Respondents gave the thumbs-up to SingTel, CapitaLand, Singapore Airlines and Keppel Corp among the big caps and cited Olam International and Singapore Post among small and mid-caps with exemplary IR practices.
Dr. Chong noted that the IR teams at SingTel and Olam provide a high degree of access to senior management. SingTel even organises annual lunch meetings between fund managers and its board of directors.
IRPAS general manager Joseph Chia noted that Singapore-listed companies should seek to meet global standards as some fall on the radar of global fund managers.
But there are still misconceptions of IR among other senior management, Mr. Chia said, pointing to those who blame their IROs for ‘sell’ calls issued by analysts or for falling share prices. He felt that companies should have internal IR practices instead of fully outsourcing to IR agencies as an in-house IRO is able to provide better access to the management.

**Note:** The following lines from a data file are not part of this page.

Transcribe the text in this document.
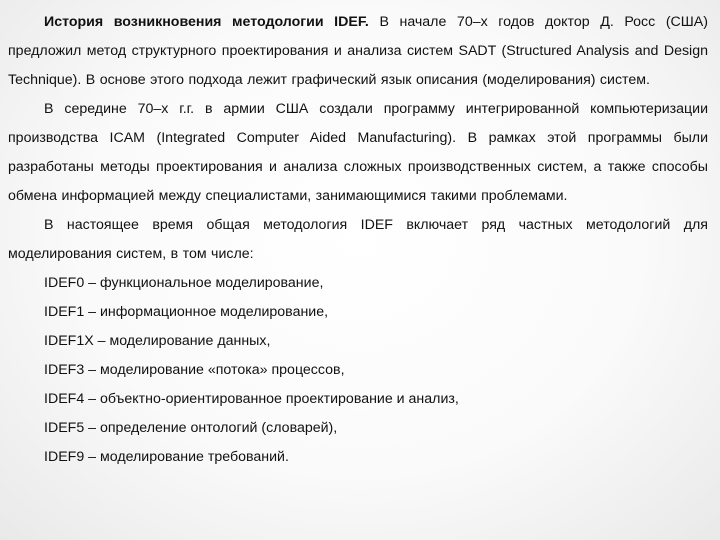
История возникновения методологии IDEF. В начале 70–х годов доктор Д. Росс (США) предложил метод структурного проектирования и анализа систем SADT (Structured Analysis and Design Technique). В основе этого подхода лежит графический язык описания (моделирования) систем.

В середине 70–х г.г. в армии США создали программу интегрированной компьютеризации производства ICAM (Integrated Computer Aided Manufacturing). В рамках этой программы были разработаны методы проектирования и анализа сложных производственных систем, а также способы обмена информацией между специалистами, занимающимися такими проблемами.

В настоящее время общая методология IDEF включает ряд частных методологий для моделирования систем, в том числе:

IDEF0 – функциональное моделирование,

IDEF1 – информационное моделирование,

IDEF1X – моделирование данных,

IDEF3 – моделирование «потока» процессов,

IDEF4 – объектно-ориентированное проектирование и анализ,

IDEF5 – определение онтологий (словарей),

IDEF9 – моделирование требований.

For small and mid-cap companies that find themselves financially challenged to devote more resources to IR, Mr. Chia suggests that they train the chief financial officer to play the dual role as an IRO.
Many S-chips or China-based companies listed in Singapore, however, tend to be start-ups with no prior knowledge or culture of disclosure, he said. These companies will require more training and guidance.
‘To help companies understand and improve their IR standards, IRPAS will continue to roll out courses on investor relations that are customised for Asian companies,’ Mr. Chia added.